Yesterday L and I bought furniture at Restore, the Habitat for Humanity store in Dedham, items to be delivered this coming Saturday.

In a fit of piqued frustration, last weekend we had put all our living room furniture out on the street (for which we got a ticket). Although bright and warm in color, the chairs and loveseat were impossible to sit in or on for any length of time: saggy, slippery, swallowy. Oh yes, and the rug went too. So the space was bare, echo-y, virtually uninhabitable. Left too long this 'living room' would accumulate piles of stuff and become a lumber room (once again) but, no fear, grandchildren, daughter and son-in-law are coming next weekend for a week and something must be in place, something.

What is interesting, reflecting on it, was the way we came to a unanimity of satisfaction on the sofa-loveseat set and wingback chair purchase we finally made. In the big warehouse, there were chairs and sofas available in many different styles, fabrics, conditions of wear, structural underpinnings, none of them or any small combination of them out of our price range. Also, we were wide open regarding which particular elements or look we wanted in the living room, ready to just have chairs, for instance, or a chair and loveseat as before. Coordination of styles and colors was a consideration but not compelling. The one essential was sittability. We didn’t want to feel ourselves sliding off or into whatever we were sitting on. In particular, we wanted at least one good reading chair. Oh, and we needed at least one piece of furniture big and sturdy enough for our son-in-law.

So how did it happen, I wonder now, that after roaming up and down aisles of sofas, squeezing by coffee tables, testing by plunking down, bouncing, wriggling and relaxing, after criticizing and appreciating, and imaginative assembling different items in the showcase area into ensembles for our actual (small) space, after sharing the individual favorites we’d like to spend more time on, and those others (the saggy, the unyielding, the plain awkward) we absolutely refused to allow, after all this, we came to the selection that lay as lightly on both of our minds as the set and chair we settled on did. There were lots of possible combinations and individual items, and we are two very different individuals (don't we know it), but somehow in this process we came as a couple to know what exactly we wanted.

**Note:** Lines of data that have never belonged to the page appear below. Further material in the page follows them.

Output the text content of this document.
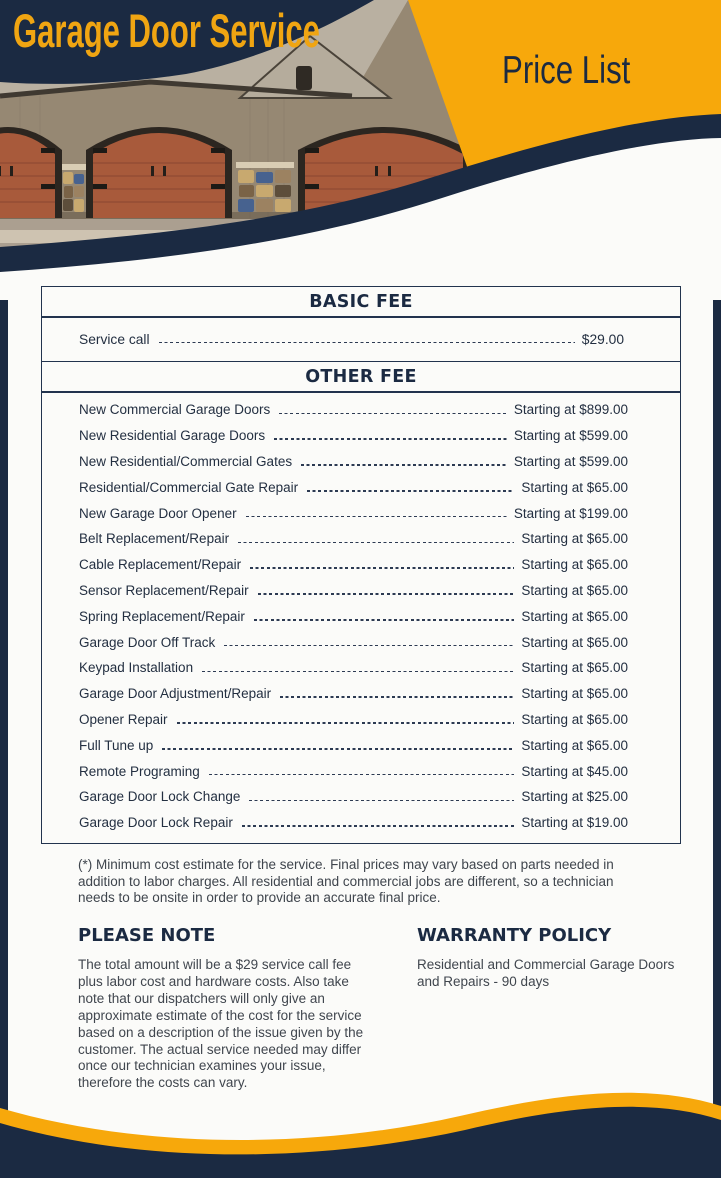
Garage Door Service
Price List
BASIC FEE
Service call	$29.00
OTHER FEE
New Commercial Garage Doors	Starting at $899.00
New Residential Garage Doors	Starting at $599.00
New Residential/Commercial Gates	Starting at $599.00
Residential/Commercial Gate Repair	Starting at $65.00
New Garage Door Opener	Starting at $199.00
Belt Replacement/Repair	Starting at $65.00
Cable Replacement/Repair	Starting at $65.00
Sensor Replacement/Repair	Starting at $65.00
Spring Replacement/Repair	Starting at $65.00
Garage Door Off Track	Starting at $65.00
Keypad Installation	Starting at $65.00
Garage Door Adjustment/Repair	Starting at $65.00
Opener Repair	Starting at $65.00
Full Tune up	Starting at $65.00
Remote Programing	Starting at $45.00
Garage Door Lock Change	Starting at $25.00
Garage Door Lock Repair	Starting at $19.00
(*) Minimum cost estimate for the service. Final prices may vary based on parts needed in addition to labor charges. All residential and commercial jobs are different, so a technician needs to be onsite in order to provide an accurate final price.
PLEASE NOTE	WARRANTY POLICY
The total amount will be a $29 service call fee plus labor cost and hardware costs. Also take note that our dispatchers will only give an approximate estimate of the cost for the service based on a description of the issue given by the customer. The actual service needed may differ once our technician examines your issue, therefore the costs can vary.
Residential and Commercial Garage Doors and Repairs - 90 days
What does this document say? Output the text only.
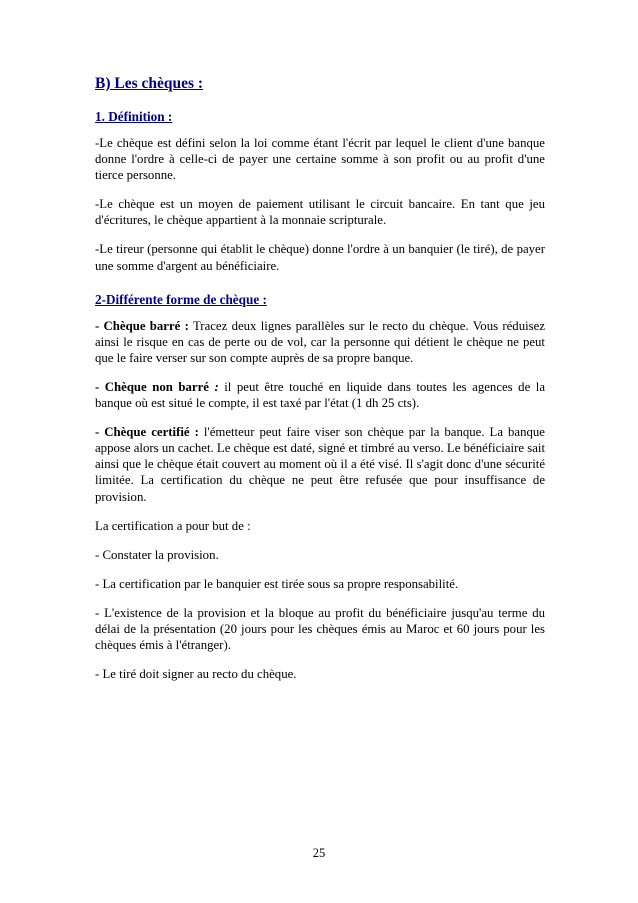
B) Les chèques :
1. Définition :

-Le chèque est défini selon la loi comme étant l'écrit par lequel le client d'une banque donne l'ordre à celle-ci de payer une certaine somme à son profit ou au profit d'une tierce personne.

-Le chèque est un moyen de paiement utilisant le circuit bancaire. En tant que jeu d'écritures, le chèque appartient à la monnaie scripturale.

-Le tireur (personne qui établit le chèque) donne l'ordre à un banquier (le tiré), de payer une somme d'argent au bénéficiaire.

2-Différente forme de chèque :

- Chèque barré : Tracez deux lignes parallèles sur le recto du chèque. Vous réduisez ainsi le risque en cas de perte ou de vol, car la personne qui détient le chèque ne peut que le faire verser sur son compte auprès de sa propre banque.

- Chèque non barré : il peut être touché en liquide dans toutes les agences de la banque où est situé le compte, il est taxé par l'état (1 dh 25 cts).

- Chèque certifié : l'émetteur peut faire viser son chèque par la banque. La banque appose alors un cachet. Le chèque est daté, signé et timbré au verso. Le bénéficiaire sait ainsi que le chèque était couvert au moment où il a été visé. Il s'agit donc d'une sécurité limitée. La certification du chèque ne peut être refusée que pour insuffisance de provision.

La certification a pour but de :

- Constater la provision.

- La certification par le banquier est tirée sous sa propre responsabilité.

- L'existence de la provision et la bloque au profit du bénéficiaire jusqu'au terme du délai de la présentation (20 jours pour les chèques émis au Maroc et 60 jours pour les chèques émis à l'étranger).

- Le tiré doit signer au recto du chèque.

25
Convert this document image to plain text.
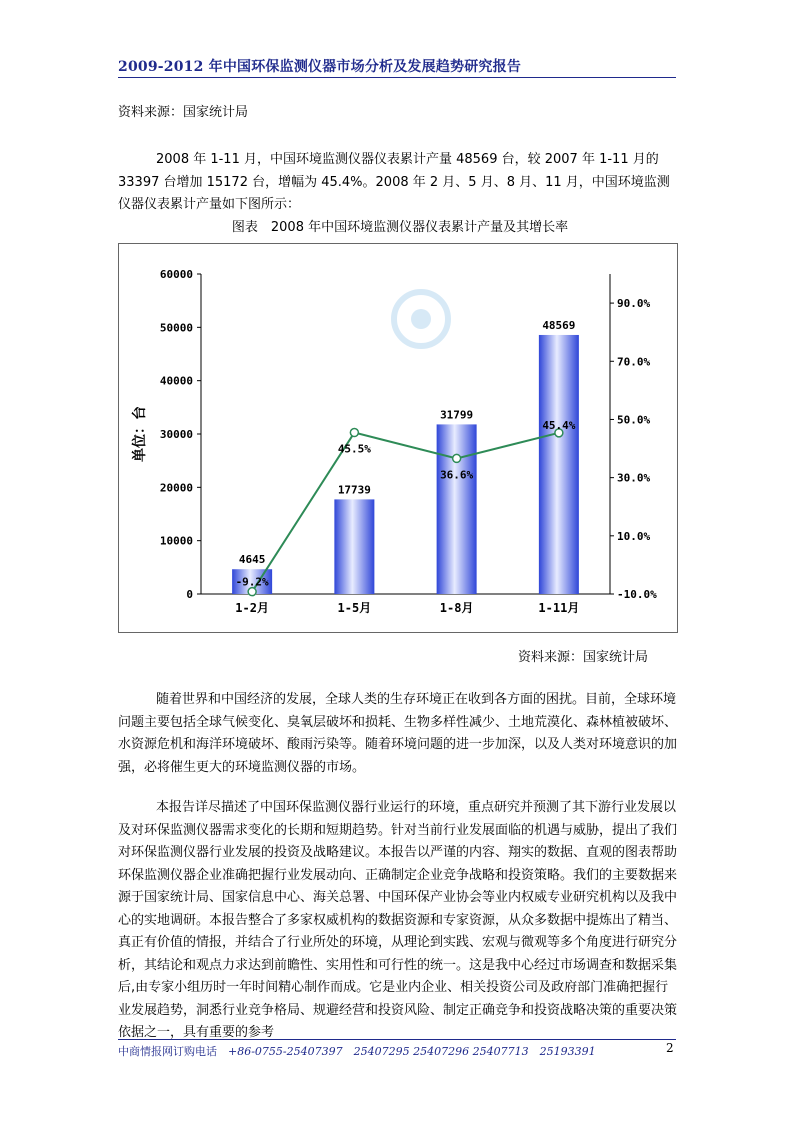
2009-2012 年中国环保监测仪器市场分析及发展趋势研究报告

资料来源：国家统计局

2008 年 1-11 月，中国环境监测仪器仪表累计产量 48569 台，较 2007 年 1-11 月的 33397 台增加 15172 台，增幅为 45.4%。2008 年 2 月、5 月、8 月、11 月，中国环境监测仪器仪表累计产量如下图所示：

图表　2008 年中国环境监测仪器仪表累计产量及其增长率
0
10000
20000
30000
40000
50000
60000
-10.0%
10.0%
30.0%
50.0%
70.0%
90.0%
单位：台
4645
17739
31799
48569
1-2月	1-5月	1-8月	1-11月
-9.2%
45.5%
36.6%
45.4%
资料来源：国家统计局

随着世界和中国经济的发展，全球人类的生存环境正在收到各方面的困扰。目前，全球环境问题主要包括全球气候变化、臭氧层破坏和损耗、生物多样性减少、土地荒漠化、森林植被破坏、水资源危机和海洋环境破坏、酸雨污染等。随着环境问题的进一步加深，以及人类对环境意识的加强，必将催生更大的环境监测仪器的市场。

本报告详尽描述了中国环保监测仪器行业运行的环境，重点研究并预测了其下游行业发展以及对环保监测仪器需求变化的长期和短期趋势。针对当前行业发展面临的机遇与威胁，提出了我们对环保监测仪器行业发展的投资及战略建议。本报告以严谨的内容、翔实的数据、直观的图表帮助环保监测仪器企业准确把握行业发展动向、正确制定企业竞争战略和投资策略。我们的主要数据来源于国家统计局、国家信息中心、海关总署、中国环保产业协会等业内权威专业研究机构以及我中心的实地调研。本报告整合了多家权威机构的数据资源和专家资源，从众多数据中提炼出了精当、真正有价值的情报，并结合了行业所处的环境，从理论到实践、宏观与微观等多个角度进行研究分析，其结论和观点力求达到前瞻性、实用性和可行性的统一。这是我中心经过市场调查和数据采集后,由专家小组历时一年时间精心制作而成。它是业内企业、相关投资公司及政府部门准确把握行业发展趋势，洞悉行业竞争格局、规避经营和投资风险、制定正确竞争和投资战略决策的重要决策依据之一，具有重要的参考

中商情报网订购电话　 +86-0755-25407397　25407295 25407296 25407713　25193391	2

This is interesting: the dynamics of collaborative choice. L and I have a lot of practice working with each other; we’d been discussing generally the matter of furniture for some time; and we are neither of us fussy. The process was like turning dials on a combination lock until the tumblers fall into place and the door swings easily open.

Somehow in the space of our conversation as we moved around that warehouse space, we held up what was different combinations of what was possible against what was acceptable and found a configuration of options that comfortably inhabited both spheres; that, as it were, sat on as easily on us as we, we hope, will on it.